Friday, 3 July 2015

Adjustments [July 2-3, 2015]





Adjustments.

Right before I left for India, I had a mixture of emotions- excitement, terror, wonder for what was in store. Over the past year specifically God has really placed in my heart a deep desire to travel, at least I think it’s from Him. I want to see the world, to experience and see all that God can show me in this life and how he can use me. I want to see how other people live and to have even a clue as to what that looks like in real life, rather than just reading about it on other people’s blogs, books or on TV.

The funny thing that I didn’t expect is…reality. I want to see the world, but do I really want to experience it? Do I want to feel what it feels like to live in a slum? To go hungry? To know people who have experienced deep injustices encouraged by culture or tradition? To my surprise, these past few weeks, the answer has been no. In my head I say yes, in my heart I say no. I’ve dreamt of what it would be like, what I’d see but not necessarily what I would feel.

Honestly, I feel dirty. Sick.

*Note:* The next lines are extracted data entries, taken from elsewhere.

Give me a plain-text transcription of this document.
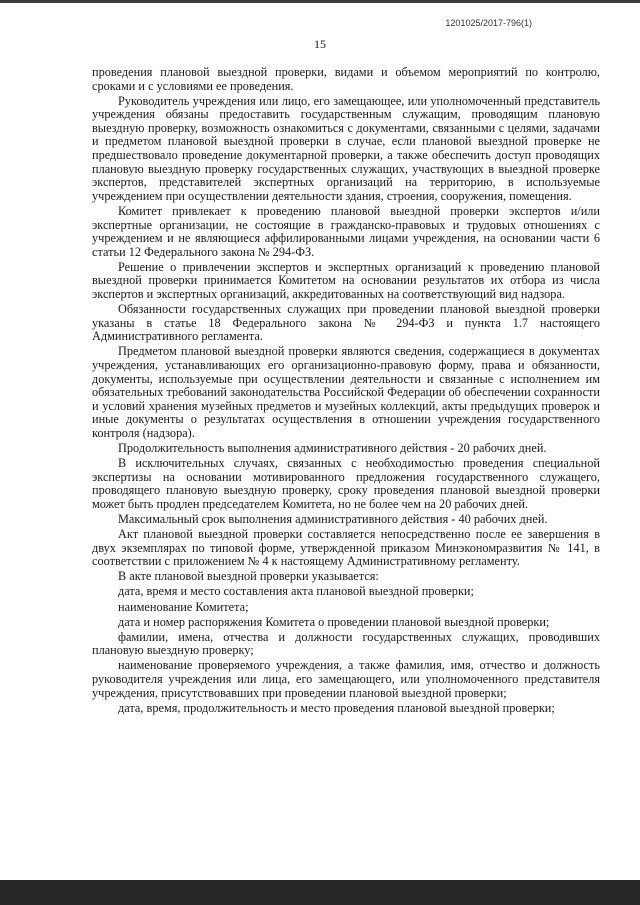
1201025/2017-796(1)
15

проведения плановой выездной проверки, видами и объемом мероприятий по контролю, сроками и с условиями ее проведения.

Руководитель учреждения или лицо, его замещающее, или уполномоченный представитель учреждения обязаны предоставить государственным служащим, проводящим плановую выездную проверку, возможность ознакомиться с документами, связанными с целями, задачами и предметом плановой выездной проверки в случае, если плановой выездной проверке не предшествовало проведение документарной проверки, а также обеспечить доступ проводящих плановую выездную проверку государственных служащих, участвующих в выездной проверке экспертов, представителей экспертных организаций на территорию, в используемые учреждением при осуществлении деятельности здания, строения, сооружения, помещения.

Комитет привлекает к проведению плановой выездной проверки экспертов и/или экспертные организации, не состоящие в гражданско-правовых и трудовых отношениях с учреждением и не являющиеся аффилированными лицами учреждения, на основании части 6 статьи 12 Федерального закона № 294-ФЗ.

Решение о привлечении экспертов и экспертных организаций к проведению плановой выездной проверки принимается Комитетом на основании результатов их отбора из числа экспертов и экспертных организаций, аккредитованных на соответствующий вид надзора.

Обязанности государственных служащих при проведении плановой выездной проверки указаны в статье 18 Федерального закона № 294-ФЗ и пункта 1.7 настоящего Административного регламента.

Предметом плановой выездной проверки являются сведения, содержащиеся в документах учреждения, устанавливающих его организационно-правовую форму, права и обязанности, документы, используемые при осуществлении деятельности и связанные с исполнением им обязательных требований законодательства Российской Федерации об обеспечении сохранности и условий хранения музейных предметов и музейных коллекций, акты предыдущих проверок и иные документы о результатах осуществления в отношении учреждения государственного контроля (надзора).

Продолжительность выполнения административного действия - 20 рабочих дней.

В исключительных случаях, связанных с необходимостью проведения специальной экспертизы на основании мотивированного предложения государственного служащего, проводящего плановую выездную проверку, сроку проведения плановой выездной проверки может быть продлен председателем Комитета, но не более чем на 20 рабочих дней.

Максимальный срок выполнения административного действия - 40 рабочих дней.

Акт плановой выездной проверки составляется непосредственно после ее завершения в двух экземплярах по типовой форме, утвержденной приказом Минэкономразвития № 141, в соответствии с приложением № 4 к настоящему Административному регламенту.

В акте плановой выездной проверки указывается:

дата, время и место составления акта плановой выездной проверки;

наименование Комитета;

дата и номер распоряжения Комитета о проведении плановой выездной проверки;

фамилии, имена, отчества и должности государственных служащих, проводивших плановую выездную проверку;

наименование проверяемого учреждения, а также фамилия, имя, отчество и должность руководителя учреждения или лица, его замещающего, или уполномоченного представителя учреждения, присутствовавших при проведении плановой выездной проверки;

дата, время, продолжительность и место проведения плановой выездной проверки;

Sore.

I am not living in poverty.

I am not living without food.

I am not living without access to clean water
…and yet I feel this way.

In part, the loss of western comforts has just been plain old difficult for me to handle. My body is used to feeling one way and with the adjustments; it cannot help but feel the absence of many comforts. But on the other hand, maybe this is just part of what God wants to show me in order to give me a taste of what the world really feels like. It is not a perfect picture, in fact far from it. But that’s the point too- even feeling this way, I am so blessed. There are people who live in conditions far below what I am experiencing now with health issues, that I am seeing daily, that far outweigh the health problems I have now. Usually I’d say comparison is bad. But there is a time and a place for it and this is one of those times when God can use it to remind you of what you truly have.

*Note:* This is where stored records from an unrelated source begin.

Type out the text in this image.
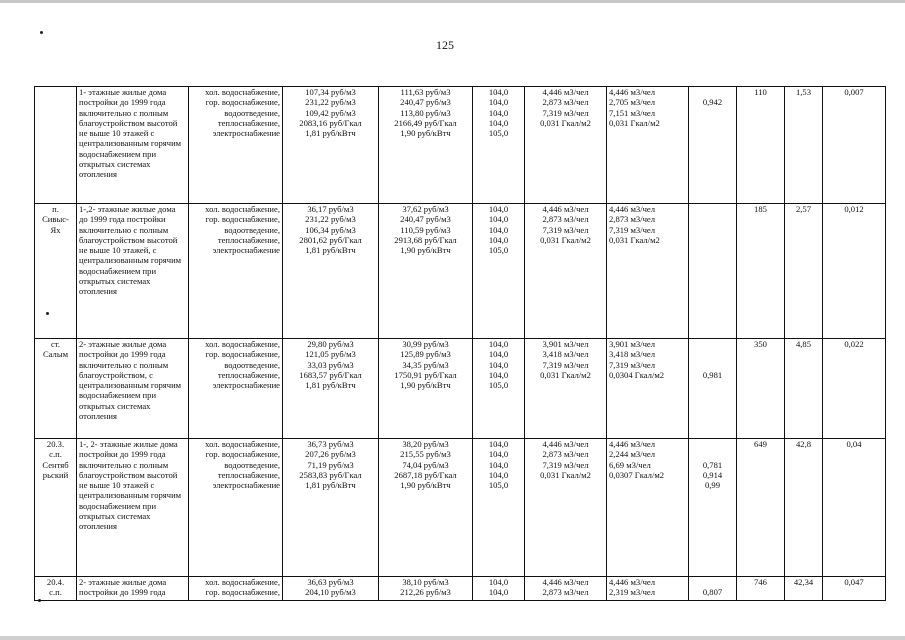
125
	1- этажные жилые дома постройки до 1999 года включительно с полным благоустройством высотой не выше 10 этажей с централизованным горячим водоснабжением при открытых системах отопления	хол. водоснабжение,
гор. водоснабжение,
водоотведение,
теплоснабжение,
электроснабжение	107,34 руб/м3
231,22 руб/м3
109,42 руб/м3
2083,16 руб/Гкал
1,81 руб/кВтч	111,63 руб/м3
240,47 руб/м3
113,80 руб/м3
2166,49 руб/Гкал
1,90 руб/кВтч	104,0
104,0
104,0
104,0
105,0	4,446 м3/чел
2,873 м3/чел
7,319 м3/чел
0,031 Гкал/м2	4,446 м3/чел
2,705 м3/чел
7,151 м3/чел
0,031 Гкал/м2	0,942	110	1,53	0,007

п.
Сивыс-
Ях	1-,2- этажные жилые дома до 1999 года постройки включительно с полным благоустройством высотой не выше 10 этажей, с централизованным горячим водоснабжением при открытых системах отопления	хол. водоснабжение,
гор. водоснабжение,
водоотведение,
теплоснабжение,
электроснабжение	36,17 руб/м3
231,22 руб/м3
106,34 руб/м3
2801,62 руб/Гкал
1,81 руб/кВтч	37,62 руб/м3
240,47 руб/м3
110,59 руб/м3
2913,68 руб/Гкал
1,90 руб/кВтч	104,0
104,0
104,0
104,0
105,0	4,446 м3/чел
2,873 м3/чел
7,319 м3/чел
0,031 Гкал/м2	4,446 м3/чел
2,873 м3/чел
7,319 м3/чел
0,031 Гкал/м2		185	2,57	0,012

ст.
Салым	2- этажные жилые дома постройки до 1999 года включительно с полным благоустройством, с централизованным горячим водоснабжением при открытых системах отопления	хол. водоснабжение,
гор. водоснабжение,
водоотведение,
теплоснабжение,
электроснабжение	29,80 руб/м3
121,05 руб/м3
33,03 руб/м3
1683,57 руб/Гкал
1,81 руб/кВтч	30,99 руб/м3
125,89 руб/м3
34,35 руб/м3
1750,91 руб/Гкал
1,90 руб/кВтч	104,0
104,0
104,0
104,0
105,0	3,901 м3/чел
3,418 м3/чел
7,319 м3/чел
0,031 Гкал/м2	3,901 м3/чел
3,418 м3/чел
7,319 м3/чел
0,0304 Гкал/м2	0,981	350	4,85	0,022

20.3.
с.п.
Сентяб
рьский	1-, 2- этажные жилые дома постройки до 1999 года включительно с полным благоустройством высотой не выше 10 этажей с централизованным горячим водоснабжением при открытых системах отопления	хол. водоснабжение,
гор. водоснабжение,
водоотведение,
теплоснабжение,
электроснабжение	36,73 руб/м3
207,26 руб/м3
71,19 руб/м3
2583,83 руб/Гкал
1,81 руб/кВтч	38,20 руб/м3
215,55 руб/м3
74,04 руб/м3
2687,18 руб/Гкал
1,90 руб/кВтч	104,0
104,0
104,0
104,0
105,0	4,446 м3/чел
2,873 м3/чел
7,319 м3/чел
0,031 Гкал/м2	4,446 м3/чел
2,244 м3/чел
6,69 м3/чел
0,0307 Гкал/м2	0,781
0,914
0,99	649	42,8	0,04

20.4.
с.п.	2- этажные жилые дома постройки до 1999 года	хол. водоснабжение,
гор. водоснабжение,	36,63 руб/м3
204,10 руб/м3	38,10 руб/м3
212,26 руб/м3	104,0
104,0	4,446 м3/чел
2,873 м3/чел	4,446 м3/чел
2,319 м3/чел	0,807	746	42,34	0,047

Yesterday I met a women in clinic who has had 6 children. Only 2 remain alive and one is currently sick. She was scared for her future. Scared for her child. Scared for what burden could be around the corner. Tears couldn’t help but run down her face as she confided in the physician.  Is not her burden heavy?


Different Approach.


When people come to the hospital…they need  it. Some of the stuff I’ve seen here, I have only read about in textbooks and will likely never see again in North America. Grade 4 hemorrhoids, large monkey bites with rabies risk, open prostatectomy. These things are not seen or done where I live in Canada because we have comparatively, excellent access to care and advanced surgical technologies. We catch things early. We screen. We attempt preventative medicine. But when there is no access to care, or it is far away or operates with limited staff and resources, the patient cases change dramatically.
I’m amazed at the knowledge base of the physicians here. They are literally ‘jacks-of-all-trades’ who have such a deep understanding of anatomy, physiology and pathology because they know that their window of opportunity to serve the patient may be small and they want to do their best by them. Additionally, they are genuinely motivated by the love of Christ to serve others as if serving him. I see them consciously striving to do everything with joy, no matter how small or hard the task. They sing. They smile. They inspire me to work hard, to study and to use my career for the glory of God.